Пафос, напыщенность были так же чужды этому воплощению кроткой, нежной прелести, как любой дочери ремесленника; нежный голос, чарующий взгляд и, в крайнем случае, немые слезы – вот какими средствами побеждала она самый решительный отказ. Никакое сопротивление не могло устоять против этих чар, к которым присоединялись несколько слов вроде: «Как бы я была рада» или: «Разве ты не видишь, что это огорчает меня?» Да и позднее, в самые критические минуты жизни, немые слезы и чарующий голос помогали ей одерживать победу.

Мы, молодежь, скоро подружились с ними. Учение началось не прежде, чем царевны освоились в нашей семье.

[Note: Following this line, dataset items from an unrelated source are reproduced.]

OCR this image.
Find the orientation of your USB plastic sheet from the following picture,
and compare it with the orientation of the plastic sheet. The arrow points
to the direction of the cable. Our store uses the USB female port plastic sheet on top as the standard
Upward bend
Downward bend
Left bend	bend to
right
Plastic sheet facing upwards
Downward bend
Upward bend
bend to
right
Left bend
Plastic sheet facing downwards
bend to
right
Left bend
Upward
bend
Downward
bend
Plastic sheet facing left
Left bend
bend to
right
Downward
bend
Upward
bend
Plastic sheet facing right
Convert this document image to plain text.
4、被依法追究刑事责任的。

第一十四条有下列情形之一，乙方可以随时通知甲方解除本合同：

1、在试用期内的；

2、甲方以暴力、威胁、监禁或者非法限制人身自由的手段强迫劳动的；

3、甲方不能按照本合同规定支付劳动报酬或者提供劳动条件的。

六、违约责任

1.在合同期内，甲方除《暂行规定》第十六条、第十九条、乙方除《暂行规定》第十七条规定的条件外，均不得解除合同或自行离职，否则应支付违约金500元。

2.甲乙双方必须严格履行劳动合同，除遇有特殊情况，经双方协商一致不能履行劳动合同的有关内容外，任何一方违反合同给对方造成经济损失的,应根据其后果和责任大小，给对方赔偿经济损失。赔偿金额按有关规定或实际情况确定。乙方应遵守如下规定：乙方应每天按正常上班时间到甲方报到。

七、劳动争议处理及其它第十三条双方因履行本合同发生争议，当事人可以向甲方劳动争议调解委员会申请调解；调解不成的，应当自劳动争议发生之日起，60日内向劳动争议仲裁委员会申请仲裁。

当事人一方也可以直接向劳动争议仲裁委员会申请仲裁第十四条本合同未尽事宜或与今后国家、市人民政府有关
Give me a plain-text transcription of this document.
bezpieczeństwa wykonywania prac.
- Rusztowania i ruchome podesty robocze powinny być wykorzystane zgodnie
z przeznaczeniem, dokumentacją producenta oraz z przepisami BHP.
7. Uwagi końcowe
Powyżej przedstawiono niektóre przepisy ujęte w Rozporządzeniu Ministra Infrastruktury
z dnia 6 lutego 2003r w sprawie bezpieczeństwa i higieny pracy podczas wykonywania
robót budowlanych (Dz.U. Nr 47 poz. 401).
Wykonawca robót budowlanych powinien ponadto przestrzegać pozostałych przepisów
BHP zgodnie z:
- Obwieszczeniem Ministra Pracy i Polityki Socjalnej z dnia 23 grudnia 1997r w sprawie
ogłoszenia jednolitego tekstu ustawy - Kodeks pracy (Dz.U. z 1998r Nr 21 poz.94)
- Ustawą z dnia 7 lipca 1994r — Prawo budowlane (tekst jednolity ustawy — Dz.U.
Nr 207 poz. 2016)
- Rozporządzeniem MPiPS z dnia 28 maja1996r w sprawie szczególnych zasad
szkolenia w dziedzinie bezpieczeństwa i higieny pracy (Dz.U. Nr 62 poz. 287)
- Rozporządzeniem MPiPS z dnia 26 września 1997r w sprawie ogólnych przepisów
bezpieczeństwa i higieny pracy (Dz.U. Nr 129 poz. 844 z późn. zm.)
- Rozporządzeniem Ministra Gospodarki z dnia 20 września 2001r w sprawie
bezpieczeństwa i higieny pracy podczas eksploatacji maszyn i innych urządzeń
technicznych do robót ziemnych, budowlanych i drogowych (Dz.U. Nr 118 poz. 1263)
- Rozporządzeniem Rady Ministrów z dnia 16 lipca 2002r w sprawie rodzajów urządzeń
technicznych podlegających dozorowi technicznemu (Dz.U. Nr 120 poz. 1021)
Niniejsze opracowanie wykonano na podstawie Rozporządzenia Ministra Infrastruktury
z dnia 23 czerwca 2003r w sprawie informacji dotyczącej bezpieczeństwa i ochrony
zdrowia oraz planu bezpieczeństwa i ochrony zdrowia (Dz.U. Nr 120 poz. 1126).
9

Арсиное это пришлось по вкусу, хотя она уже умела читать и писать; но Клеопатра не раз требовала, чтобы отец, о мудрости которого она много наслышалась, начал занятия.

Царь и прежние учителя Клеопатры много рассказывали отцу о дарованиях этого необыкновенного ребенка, а врач Олимп поймал меня как-то и заметил, что мне нужно держать ухо востро, не то царевна обгонит сына философа. Я всегда был в числе первых учеников и смеясь отвечал ему, что не нуждаюсь в предостережениях.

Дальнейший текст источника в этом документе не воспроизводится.